Jupiter Christian School is a private Christian school in Jupiter, Florida. It was established in 1963 and serves approximately 896 students in pre K - 2 through 12th grade.

==History==
Jupiter Christian School opened in September 1963.

It is accredited by the Association of Christian Schools International and the Southern Association of Colleges and Schools Council on Accreditation and School Improvement. The school is also a member of Christian Schools of Palm Beach County and the National Council for Private School Accreditation.

==Extracurricular activities==
The school's athletic teams attend the Florida High School Athletic Association competition. Teams are fielded in baseball, basketball, cheer leading, cross country, football, golf, swimming, lacrosse, soccer, softball, track and field, tennis, volleyball, and wrestling.
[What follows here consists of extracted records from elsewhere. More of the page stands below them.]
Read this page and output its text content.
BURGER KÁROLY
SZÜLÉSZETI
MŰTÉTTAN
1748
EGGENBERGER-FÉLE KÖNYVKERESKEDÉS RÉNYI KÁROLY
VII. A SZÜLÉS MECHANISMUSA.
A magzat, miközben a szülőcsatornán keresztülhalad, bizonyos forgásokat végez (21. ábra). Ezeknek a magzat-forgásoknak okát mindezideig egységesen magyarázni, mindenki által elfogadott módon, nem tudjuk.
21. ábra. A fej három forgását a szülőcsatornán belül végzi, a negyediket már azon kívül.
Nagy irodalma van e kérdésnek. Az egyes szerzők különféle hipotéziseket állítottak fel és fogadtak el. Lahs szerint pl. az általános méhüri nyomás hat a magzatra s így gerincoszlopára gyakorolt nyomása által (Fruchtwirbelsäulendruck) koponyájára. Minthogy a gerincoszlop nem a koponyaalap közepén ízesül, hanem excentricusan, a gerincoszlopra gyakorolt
State championship titles held by the school's teams include:
- Football: 2007 (1B), 2008 (1B), 2024, 2025
- Wrestling 2006

== Controversies ==
In 2003, the family of a former student of Jupiter Christian School sued the school for breach of confidentiality and privacy violations after the student discussed his sexuality with a staff member who assured him that the conversation would be confidential and then reported the conversation to the dean of students. The case was filed in the Palm Beach Circuit Court and, after a divided court ruling, was appealed to the Florida Supreme Court in 2005.